Queen: An Airbrushed Biography


Queen: An Illustrated Biography
by Judith Davis
Proteus Publishing, 1981
ISBN: 0906071917

What a dated cover illustration this is, eh? It’s style resembles something that is straight out of the ’70s. But it was 1981 and I bought it as soon as I saw it at the bookstore.

Davis’ book was one of the first biographies of the band that I can remember, and I’m glad I picked it up almost 30 years ago. In hindsight, there was nothing that exciting contained in the book since it merely chronicles the band’s career. (The real gossipy stuff would have to wait another seven or eight years.)

What I like about this book is that the cover is so different in its depiction of the band than later branding would embody. Any proscribed sense of royalty, majesty, or even high decoration is absent and instead we’re presented with a ho-hum air-brushed illustration of the band that was probably painted by an in-house illustrator at Proteus who managed to knock it off in a couple of hours.

But that's okay, it’s still a neat image. I wonder if the artist kept the original all these years or did it end up in a garage sale like so many other urban myths. Imagine what a collector’s item it would be if all the band members had signed the original.

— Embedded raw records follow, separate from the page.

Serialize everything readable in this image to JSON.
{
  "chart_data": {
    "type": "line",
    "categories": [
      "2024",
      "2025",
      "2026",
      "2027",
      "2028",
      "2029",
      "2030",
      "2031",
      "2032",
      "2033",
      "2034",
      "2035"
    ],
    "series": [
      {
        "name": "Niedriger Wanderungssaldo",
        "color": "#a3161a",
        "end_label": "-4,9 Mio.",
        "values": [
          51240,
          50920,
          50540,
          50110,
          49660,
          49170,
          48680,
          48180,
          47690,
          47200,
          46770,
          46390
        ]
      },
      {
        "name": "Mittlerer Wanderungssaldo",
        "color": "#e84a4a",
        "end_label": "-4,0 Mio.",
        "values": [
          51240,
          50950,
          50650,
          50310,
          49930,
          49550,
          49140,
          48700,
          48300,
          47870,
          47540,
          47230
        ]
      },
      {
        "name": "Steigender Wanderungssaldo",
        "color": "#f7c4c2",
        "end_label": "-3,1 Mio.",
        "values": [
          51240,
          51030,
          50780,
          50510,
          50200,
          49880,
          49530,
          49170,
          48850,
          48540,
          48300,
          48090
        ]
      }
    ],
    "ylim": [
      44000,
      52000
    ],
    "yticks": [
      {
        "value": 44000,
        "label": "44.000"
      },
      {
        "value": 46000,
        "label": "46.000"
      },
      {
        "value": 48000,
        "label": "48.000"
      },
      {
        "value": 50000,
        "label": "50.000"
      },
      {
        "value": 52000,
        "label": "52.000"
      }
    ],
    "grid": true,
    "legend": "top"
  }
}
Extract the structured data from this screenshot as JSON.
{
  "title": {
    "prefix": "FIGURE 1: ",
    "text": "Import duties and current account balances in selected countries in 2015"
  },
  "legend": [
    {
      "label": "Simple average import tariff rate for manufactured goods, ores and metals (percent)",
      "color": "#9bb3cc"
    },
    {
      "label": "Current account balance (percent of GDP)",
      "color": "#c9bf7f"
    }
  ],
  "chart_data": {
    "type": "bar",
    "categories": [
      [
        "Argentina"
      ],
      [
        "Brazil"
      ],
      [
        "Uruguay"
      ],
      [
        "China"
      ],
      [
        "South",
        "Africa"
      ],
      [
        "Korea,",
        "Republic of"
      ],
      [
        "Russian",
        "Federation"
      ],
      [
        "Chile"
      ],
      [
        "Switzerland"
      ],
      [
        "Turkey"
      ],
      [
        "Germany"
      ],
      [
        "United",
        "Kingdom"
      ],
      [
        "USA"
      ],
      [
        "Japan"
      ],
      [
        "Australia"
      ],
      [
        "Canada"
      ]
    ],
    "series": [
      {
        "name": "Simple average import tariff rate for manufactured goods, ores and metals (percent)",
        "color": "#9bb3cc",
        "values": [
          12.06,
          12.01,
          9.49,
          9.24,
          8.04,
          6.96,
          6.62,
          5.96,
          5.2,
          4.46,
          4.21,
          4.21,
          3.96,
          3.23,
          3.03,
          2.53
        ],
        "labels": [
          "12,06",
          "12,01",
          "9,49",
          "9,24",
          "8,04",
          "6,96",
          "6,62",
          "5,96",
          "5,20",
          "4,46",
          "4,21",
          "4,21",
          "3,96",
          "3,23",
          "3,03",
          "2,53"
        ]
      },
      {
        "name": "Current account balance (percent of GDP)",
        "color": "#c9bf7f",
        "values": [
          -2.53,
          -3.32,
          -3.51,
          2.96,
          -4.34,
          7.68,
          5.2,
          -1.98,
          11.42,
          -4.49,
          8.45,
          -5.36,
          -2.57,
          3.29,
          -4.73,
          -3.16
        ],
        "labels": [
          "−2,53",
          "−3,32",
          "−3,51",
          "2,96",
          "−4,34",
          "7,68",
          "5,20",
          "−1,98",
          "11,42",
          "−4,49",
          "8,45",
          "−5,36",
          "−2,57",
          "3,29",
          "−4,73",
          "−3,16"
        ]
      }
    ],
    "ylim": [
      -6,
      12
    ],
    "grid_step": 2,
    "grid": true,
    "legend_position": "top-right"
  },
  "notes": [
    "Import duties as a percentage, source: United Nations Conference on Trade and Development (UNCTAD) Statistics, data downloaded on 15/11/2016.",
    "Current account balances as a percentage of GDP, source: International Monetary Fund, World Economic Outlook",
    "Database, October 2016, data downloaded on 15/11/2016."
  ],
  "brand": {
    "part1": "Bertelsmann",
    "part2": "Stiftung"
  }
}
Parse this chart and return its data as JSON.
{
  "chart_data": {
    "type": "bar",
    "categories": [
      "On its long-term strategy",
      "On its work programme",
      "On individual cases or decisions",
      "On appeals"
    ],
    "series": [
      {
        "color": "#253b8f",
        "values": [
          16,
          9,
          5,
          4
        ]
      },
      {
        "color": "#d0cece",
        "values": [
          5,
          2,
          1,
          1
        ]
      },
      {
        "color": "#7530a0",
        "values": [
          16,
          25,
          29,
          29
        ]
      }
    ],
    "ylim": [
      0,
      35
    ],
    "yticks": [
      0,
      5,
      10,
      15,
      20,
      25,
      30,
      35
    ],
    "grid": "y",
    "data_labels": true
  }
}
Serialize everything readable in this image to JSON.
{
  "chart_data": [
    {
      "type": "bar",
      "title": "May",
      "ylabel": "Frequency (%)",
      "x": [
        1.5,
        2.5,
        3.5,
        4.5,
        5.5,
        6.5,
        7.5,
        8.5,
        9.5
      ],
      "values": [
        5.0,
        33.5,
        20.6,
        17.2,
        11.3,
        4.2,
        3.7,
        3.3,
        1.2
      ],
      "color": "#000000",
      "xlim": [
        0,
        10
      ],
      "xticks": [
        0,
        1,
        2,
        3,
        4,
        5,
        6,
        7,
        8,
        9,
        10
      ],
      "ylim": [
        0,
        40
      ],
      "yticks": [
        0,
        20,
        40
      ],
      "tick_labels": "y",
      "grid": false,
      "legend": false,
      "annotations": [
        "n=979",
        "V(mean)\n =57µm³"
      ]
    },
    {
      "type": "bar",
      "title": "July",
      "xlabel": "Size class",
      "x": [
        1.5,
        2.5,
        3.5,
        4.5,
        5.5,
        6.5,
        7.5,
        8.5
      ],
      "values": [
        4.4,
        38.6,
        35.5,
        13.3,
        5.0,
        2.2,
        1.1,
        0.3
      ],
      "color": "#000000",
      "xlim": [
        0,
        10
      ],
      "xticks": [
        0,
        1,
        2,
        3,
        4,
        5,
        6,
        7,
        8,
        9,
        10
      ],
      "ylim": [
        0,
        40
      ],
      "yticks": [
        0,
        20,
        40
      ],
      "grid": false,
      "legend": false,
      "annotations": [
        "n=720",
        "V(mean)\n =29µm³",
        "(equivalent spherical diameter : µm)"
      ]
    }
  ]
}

Postscript — August 5, 2012

I received an email from a fan in Croatia looking for more information on this book as she is interested in purchasing a used copy. Although it has eluded me in the past, it turns out that there are at least two significant errors in this book. One is shown here on page 85:


And the other is in the discography where the Jazz album is missing altogether. Apparently, Queen released News of the World in 1977, took a year off, and released Live Killers in 1979.

What’s up with the Jazz confusion in this book, Judith?